Veröffentlicht:Tübingen. Die Corona-Krise ist für Dieter Baumann „wie die zehnte oder elfte Runde eines 5000-Meter-Laufs: Du weißt noch nicht, ob du ankommst“. Der Olympiasieger von 1992 arbeitet schon seit vielen Jahren als Kabarettist und hat derzeit wie viele Künstler keine Auftritte und kein Publikum.
Auf der Bühne, so erzählte der Langstreckenläufer einmal, habe er oft folgende Erfahrung gemacht: „Es ist verrückt: Ich muss nur ‚Zahnpasta‘ sagen, und alles lacht. Es ist ein Phänomen, dass ein einziges Wort so etwas auslösen kann. Toll!“
Es ist bis heute das wohl größte ungelöste Rätsel des deutschen Sports: Der Fall Dieter Baumann – die „Zahnpasta-Affäre“.
Am 23. Juni vor 20 Jahren hob der Rechtsausschuss des Deutschen Leichtathletik-Verbandes die Suspendierung des Lauf-Stars auf, nachdem der DLV ihn ein gutes halbes Jahr zuvor wegen zwei positiver Tests aus dem Verkehr gezogen hatte. Es war aber nur ein vorläufiger Erfolg auf Baumanns atemlosem Weg durch die Instanzen.
Täter oder Opfer?
Ob der Schwabe gedopt hat oder Opfer eines Anschlags gewesen ist, der inzwischen 55-jährige Tübinger weiß die Antwort natürlich. Und wenn es einen Täter gab, dann weiß auch dieser, wie es wirklich war.

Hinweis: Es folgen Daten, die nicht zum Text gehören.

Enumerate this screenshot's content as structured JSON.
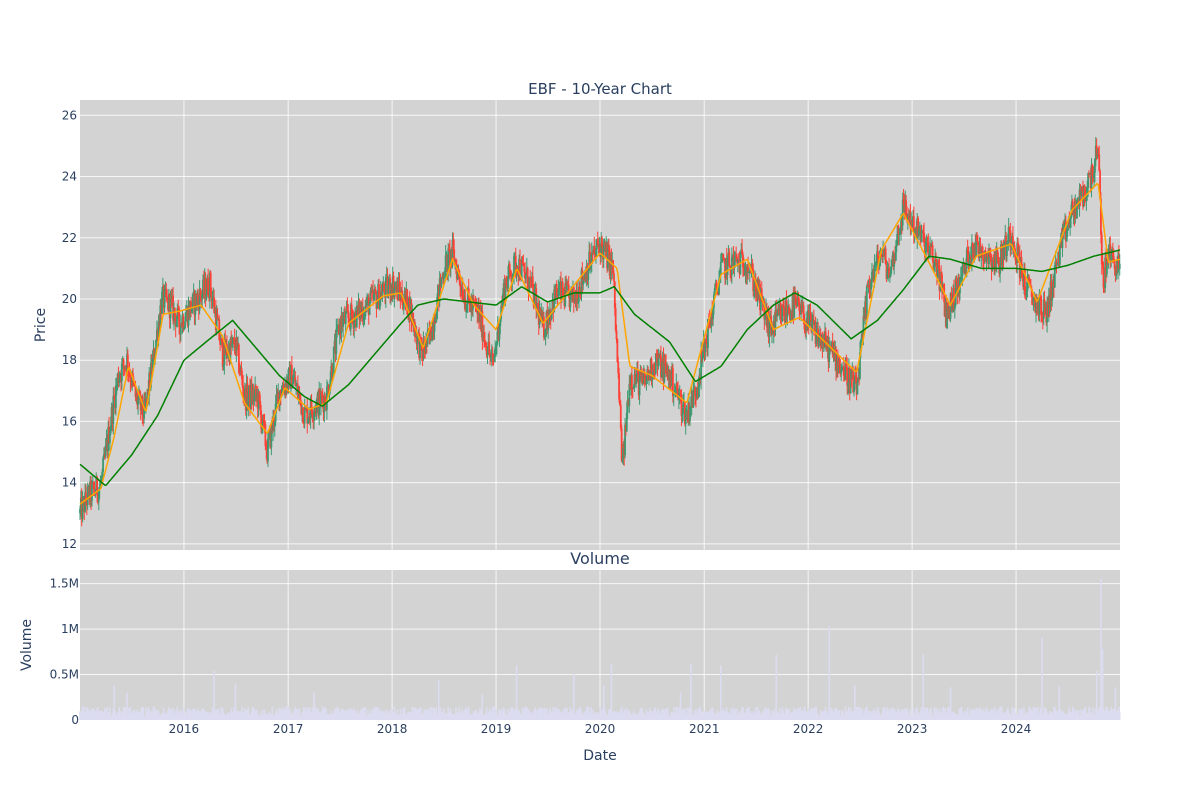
{
  "chart_data": [
    {
      "type": "candlestick",
      "title": "EBF - 10-Year Chart",
      "xlabel": "",
      "ylabel": "Price",
      "ylim": [
        11.8,
        26.5
      ],
      "xlim": [
        "2015-01-01",
        "2024-12-31"
      ],
      "yticks": [
        12,
        14,
        16,
        18,
        20,
        22,
        24,
        26
      ],
      "xticks": [
        "2016",
        "2017",
        "2018",
        "2019",
        "2020",
        "2021",
        "2022",
        "2023",
        "2024"
      ],
      "grid": true,
      "legend": "none",
      "colors": {
        "up": "#3d9970",
        "down": "#ff4136",
        "ma_short": "#ffa500",
        "ma_long": "#008000",
        "background": "#d3d3d3"
      },
      "price_path": [
        [
          "2015-01-01",
          13.0
        ],
        [
          "2015-02-01",
          13.6
        ],
        [
          "2015-03-15",
          13.9
        ],
        [
          "2015-04-15",
          15.8
        ],
        [
          "2015-05-15",
          17.5
        ],
        [
          "2015-06-15",
          18.0
        ],
        [
          "2015-07-15",
          16.8
        ],
        [
          "2015-08-15",
          16.2
        ],
        [
          "2015-09-15",
          18.0
        ],
        [
          "2015-10-15",
          20.0
        ],
        [
          "2015-11-15",
          19.8
        ],
        [
          "2015-12-15",
          19.2
        ],
        [
          "2016-02-01",
          19.8
        ],
        [
          "2016-04-01",
          20.5
        ],
        [
          "2016-05-15",
          18.2
        ],
        [
          "2016-07-01",
          18.5
        ],
        [
          "2016-08-01",
          16.8
        ],
        [
          "2016-09-15",
          16.8
        ],
        [
          "2016-10-20",
          15.0
        ],
        [
          "2016-12-01",
          17.0
        ],
        [
          "2017-01-15",
          17.5
        ],
        [
          "2017-03-01",
          16.2
        ],
        [
          "2017-04-01",
          16.5
        ],
        [
          "2017-05-15",
          16.8
        ],
        [
          "2017-07-01",
          19.2
        ],
        [
          "2017-09-01",
          19.5
        ],
        [
          "2017-11-01",
          20.0
        ],
        [
          "2018-01-01",
          20.5
        ],
        [
          "2018-03-01",
          19.8
        ],
        [
          "2018-04-15",
          18.2
        ],
        [
          "2018-05-15",
          18.8
        ],
        [
          "2018-07-01",
          21.0
        ],
        [
          "2018-08-01",
          21.5
        ],
        [
          "2018-09-15",
          20.0
        ],
        [
          "2018-11-01",
          19.5
        ],
        [
          "2018-12-20",
          17.8
        ],
        [
          "2019-02-01",
          20.5
        ],
        [
          "2019-03-15",
          21.2
        ],
        [
          "2019-05-01",
          20.5
        ],
        [
          "2019-06-15",
          19.0
        ],
        [
          "2019-08-01",
          20.2
        ],
        [
          "2019-10-01",
          20.0
        ],
        [
          "2019-11-15",
          21.0
        ],
        [
          "2020-01-01",
          21.8
        ],
        [
          "2020-02-15",
          21.0
        ],
        [
          "2020-03-20",
          14.5
        ],
        [
          "2020-04-15",
          17.5
        ],
        [
          "2020-06-01",
          17.2
        ],
        [
          "2020-07-15",
          18.0
        ],
        [
          "2020-09-01",
          17.5
        ],
        [
          "2020-10-30",
          16.2
        ],
        [
          "2020-12-01",
          17.0
        ],
        [
          "2021-01-15",
          19.0
        ],
        [
          "2021-03-01",
          21.0
        ],
        [
          "2021-04-15",
          21.2
        ],
        [
          "2021-06-01",
          21.2
        ],
        [
          "2021-07-15",
          20.0
        ],
        [
          "2021-08-20",
          19.0
        ],
        [
          "2021-10-01",
          19.5
        ],
        [
          "2021-11-15",
          19.8
        ],
        [
          "2022-01-01",
          19.2
        ],
        [
          "2022-03-01",
          18.5
        ],
        [
          "2022-04-15",
          18.0
        ],
        [
          "2022-06-20",
          17.0
        ],
        [
          "2022-08-01",
          20.5
        ],
        [
          "2022-09-15",
          21.5
        ],
        [
          "2022-10-15",
          20.8
        ],
        [
          "2022-12-01",
          23.0
        ],
        [
          "2023-01-01",
          22.5
        ],
        [
          "2023-02-15",
          21.8
        ],
        [
          "2023-04-01",
          21.0
        ],
        [
          "2023-05-01",
          19.5
        ],
        [
          "2023-06-15",
          20.5
        ],
        [
          "2023-08-01",
          21.8
        ],
        [
          "2023-09-15",
          21.5
        ],
        [
          "2023-11-01",
          21.2
        ],
        [
          "2023-12-15",
          22.2
        ],
        [
          "2024-02-01",
          20.5
        ],
        [
          "2024-03-01",
          20.0
        ],
        [
          "2024-04-15",
          19.5
        ],
        [
          "2024-06-01",
          21.5
        ],
        [
          "2024-07-15",
          22.8
        ],
        [
          "2024-09-01",
          23.5
        ],
        [
          "2024-10-15",
          24.8
        ],
        [
          "2024-11-01",
          20.5
        ],
        [
          "2024-11-20",
          21.5
        ],
        [
          "2024-12-31",
          21.0
        ]
      ],
      "ma_short_path": [
        [
          "2015-01-01",
          13.3
        ],
        [
          "2015-03-15",
          13.8
        ],
        [
          "2015-05-01",
          15.5
        ],
        [
          "2015-06-20",
          17.8
        ],
        [
          "2015-08-20",
          16.3
        ],
        [
          "2015-10-20",
          19.5
        ],
        [
          "2015-12-15",
          19.6
        ],
        [
          "2016-03-01",
          19.8
        ],
        [
          "2016-05-15",
          18.8
        ],
        [
          "2016-08-01",
          16.6
        ],
        [
          "2016-10-20",
          15.6
        ],
        [
          "2016-12-20",
          17.1
        ],
        [
          "2017-03-15",
          16.4
        ],
        [
          "2017-05-15",
          16.6
        ],
        [
          "2017-08-01",
          19.2
        ],
        [
          "2017-12-01",
          20.1
        ],
        [
          "2018-02-01",
          20.2
        ],
        [
          "2018-04-20",
          18.4
        ],
        [
          "2018-08-01",
          21.3
        ],
        [
          "2018-10-15",
          19.8
        ],
        [
          "2019-01-01",
          19.0
        ],
        [
          "2019-03-15",
          21.0
        ],
        [
          "2019-06-15",
          19.2
        ],
        [
          "2019-09-01",
          20.1
        ],
        [
          "2020-01-01",
          21.5
        ],
        [
          "2020-03-01",
          21.0
        ],
        [
          "2020-04-15",
          17.8
        ],
        [
          "2020-07-01",
          17.5
        ],
        [
          "2020-11-01",
          16.6
        ],
        [
          "2021-03-01",
          20.8
        ],
        [
          "2021-06-01",
          21.3
        ],
        [
          "2021-09-01",
          19.0
        ],
        [
          "2021-12-01",
          19.4
        ],
        [
          "2022-06-20",
          17.6
        ],
        [
          "2022-09-15",
          21.6
        ],
        [
          "2022-12-01",
          22.8
        ],
        [
          "2023-03-01",
          21.2
        ],
        [
          "2023-05-15",
          19.8
        ],
        [
          "2023-08-15",
          21.4
        ],
        [
          "2023-12-15",
          21.8
        ],
        [
          "2024-03-15",
          19.9
        ],
        [
          "2024-07-15",
          22.9
        ],
        [
          "2024-10-15",
          23.8
        ],
        [
          "2024-11-20",
          21.2
        ],
        [
          "2024-12-31",
          21.3
        ]
      ],
      "ma_long_path": [
        [
          "2015-01-01",
          14.6
        ],
        [
          "2015-04-01",
          13.9
        ],
        [
          "2015-07-01",
          14.9
        ],
        [
          "2015-10-01",
          16.2
        ],
        [
          "2016-01-01",
          18.0
        ],
        [
          "2016-04-01",
          18.7
        ],
        [
          "2016-06-20",
          19.3
        ],
        [
          "2016-09-01",
          18.5
        ],
        [
          "2016-12-01",
          17.5
        ],
        [
          "2017-03-01",
          16.8
        ],
        [
          "2017-05-01",
          16.5
        ],
        [
          "2017-08-01",
          17.2
        ],
        [
          "2017-11-01",
          18.2
        ],
        [
          "2018-02-01",
          19.2
        ],
        [
          "2018-04-01",
          19.8
        ],
        [
          "2018-07-01",
          20.0
        ],
        [
          "2018-10-01",
          19.9
        ],
        [
          "2019-01-01",
          19.8
        ],
        [
          "2019-04-01",
          20.4
        ],
        [
          "2019-07-01",
          19.9
        ],
        [
          "2019-10-01",
          20.2
        ],
        [
          "2020-01-01",
          20.2
        ],
        [
          "2020-02-20",
          20.4
        ],
        [
          "2020-05-01",
          19.5
        ],
        [
          "2020-09-01",
          18.6
        ],
        [
          "2020-12-01",
          17.3
        ],
        [
          "2021-03-01",
          17.8
        ],
        [
          "2021-06-01",
          19.0
        ],
        [
          "2021-09-01",
          19.8
        ],
        [
          "2021-11-15",
          20.2
        ],
        [
          "2022-02-01",
          19.8
        ],
        [
          "2022-06-01",
          18.7
        ],
        [
          "2022-09-01",
          19.3
        ],
        [
          "2022-12-01",
          20.3
        ],
        [
          "2023-03-01",
          21.4
        ],
        [
          "2023-05-15",
          21.3
        ],
        [
          "2023-09-01",
          21.0
        ],
        [
          "2024-01-01",
          21.0
        ],
        [
          "2024-04-01",
          20.9
        ],
        [
          "2024-07-01",
          21.1
        ],
        [
          "2024-10-01",
          21.4
        ],
        [
          "2024-12-31",
          21.6
        ]
      ]
    },
    {
      "type": "bar",
      "title": "Volume",
      "xlabel": "Date",
      "ylabel": "Volume",
      "ylim": [
        0,
        1650000
      ],
      "yticks": [
        0,
        500000,
        1000000,
        1500000
      ],
      "ytick_labels": [
        "0",
        "0.5M",
        "1M",
        "1.5M"
      ],
      "xticks": [
        "2016",
        "2017",
        "2018",
        "2019",
        "2020",
        "2021",
        "2022",
        "2023",
        "2024"
      ],
      "grid": true,
      "colors": {
        "bar": "#dcdcf0",
        "background": "#d3d3d3"
      },
      "typical_volume": 100000,
      "spikes": [
        [
          "2015-05-01",
          380000
        ],
        [
          "2015-06-15",
          300000
        ],
        [
          "2016-04-15",
          540000
        ],
        [
          "2016-07-01",
          400000
        ],
        [
          "2017-04-01",
          300000
        ],
        [
          "2018-06-15",
          440000
        ],
        [
          "2018-11-15",
          280000
        ],
        [
          "2019-03-15",
          600000
        ],
        [
          "2019-10-01",
          510000
        ],
        [
          "2020-01-15",
          380000
        ],
        [
          "2020-02-10",
          620000
        ],
        [
          "2020-10-10",
          300000
        ],
        [
          "2020-11-15",
          620000
        ],
        [
          "2021-03-01",
          600000
        ],
        [
          "2021-09-10",
          720000
        ],
        [
          "2022-03-15",
          1030000
        ],
        [
          "2022-06-15",
          380000
        ],
        [
          "2023-02-10",
          720000
        ],
        [
          "2023-05-15",
          360000
        ],
        [
          "2024-04-01",
          900000
        ],
        [
          "2024-06-01",
          370000
        ],
        [
          "2024-10-10",
          540000
        ],
        [
          "2024-10-25",
          1550000
        ],
        [
          "2024-10-30",
          780000
        ],
        [
          "2024-12-15",
          360000
        ]
      ]
    }
  ]
}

Der Weltverband IAAF kassierte später den Freispruch durch das DLV-Gremium ein, sperrte Baumann und lehnte einen Gnadengesuch ab. Vergebens kämpfte der Ausdauerathlet unmittelbar vor den Sommerspielen 2000 in Sydney beim Internationalen Sportgerichtshof (Cas) um sein Startrecht – und reiste geschlagen ab. Nach Ablauf der später verkürzten Sperre holte er 2002 noch EM-Silber, 2003 beendete er seine Karriere.
„Ein spannender Fall. Juristisch aufgearbeitet, aber im Kern ungelöst. Die letzte Gewissheit gibt es nicht: Man glaubt ihm – oder nicht. An dieser Bewertung hat sich bis heute nichts geändert“, sagt Clemens Prokop.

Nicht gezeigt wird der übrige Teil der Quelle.